A novel combination of sonrotoclax and dexamethasone is showing promising results in patients with relapsed/refractory multiple myeloma (R/R MM) harboring t(11;14). Data from the phase 1b/2 BGB-11417-105 study, presented at the 21st International Myeloma Society Annual Meeting, indicate deep and durable responses in a heavily pretreated population. The study, led by Abel Costa, MD, suggests a potential new treatment option for this challenging patient group.
The open-label, multicenter dose-escalation study evaluated the safety and efficacy of sonrotoclax in combination with dexamethasone in patients with R/R MM and t(11;14). The study's primary endpoints were safety and overall response rate (ORR), with secondary endpoints including pharmacokinetics, duration of response (DOR), time to response (TTR), progression-free survival, and overall survival.
Efficacy and Response Rates
The efficacy-evaluable population (n = 24) demonstrated an ORR of 75% (95% CI, 53%-90%). A significant proportion of patients, 50% (95% CI, 29-71), achieved very good partial responses (VGPR) or better, and 21% (95% CI, 7%-42%) achieved complete responses (CR) or stringent complete responses (sCR). Furthermore, 13% of patients had a minor response, and 13% achieved stable disease. Among those achieving CR or sCR, two patients attained minimal residual disease negativity based on a threshold of 10-5 using flow cytometry.

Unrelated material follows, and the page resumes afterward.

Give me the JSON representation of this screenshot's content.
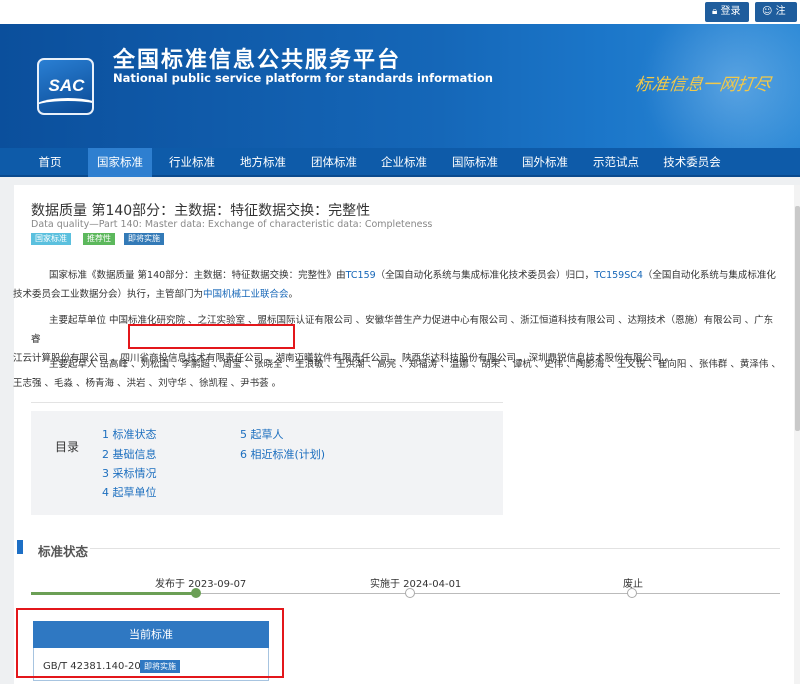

The median TTR was rapid, at 0.7 months, and the median DOR was 8 months (95% CI, 4-not evaluable). Ten patients experienced improved responses over time, with the longest DOR reaching 18 months. Two patients remained on treatment for over a year. These results suggest a sustained benefit in a subset of patients.
Safety and Tolerability
Regarding safety, 87.5% of patients (n = 32) experienced treatment-emergent adverse events (TEAEs) of any grade. Grade 3 or higher TEAEs occurred in 31.3% of patients, and serious TEAEs were reported in 18.8%. A TEAE led to death in 3.1% of patients; however, these deaths were not deemed related to the study drug. The most common any-grade TEAEs were fatigue and insomnia (each 28.1%), diarrhea (1.9%), and constipation and nausea (each 15.6%).
Hematologic TEAEs were observed in 12.5% of patients, including decreases in platelet count (6.3%) and neutrophil count (3.1%). Infections were relatively infrequent, occurring in 21.9% of patients, with COVID-19 and upper respiratory tract infections being the most common.
Study Design and Patient Characteristics
The study enrolled patients with R/R MM harboring t(11;14), a genetic abnormality present in approximately 15-20% of MM cases. This translocation leads to high expression of BCL2, making it a therapeutic target. The study included a dose-escalation phase (Part 1a) and an expansion phase (Part 2b). The recommended dose for expansion (RDFE) was determined to be 640 mg of sonrotoclax in combination with 40 mg of dexamethasone.
As of March 25, 2024, 32 patients were treated with the RDFE of sonrotoclax plus dexamethasone, with a median follow-up of 4.6 months (range, 0.1-19). The median age of patients was 69 years (range, 48-80), and the median prior lines of systemic therapy was 3 (range, 1-12). All patients had prior exposure to a proteasome inhibitor (PI) and immunomodulatory drugs (IMiDs), and 71.9% had exposure to an anti-CD38 antibody. A significant proportion of patients were refractory to PIs (56.3%), IMiDs (71.9%), anti-CD38 antibodies (56.3%), or all three treatments (46.9%).
Implications and Future Directions
"These results indicate that sonrotoclax plus dexamethasone is well tolerated in a heavily pretreated population, as the sonrotoclax plus dexamethasone combination provided deep and durable responses in this relapsed/refractory population," said Dr. Costa. The ongoing study continues to investigate other combination treatments with sonrotoclax, offering hope for improved outcomes in patients with R/R MM.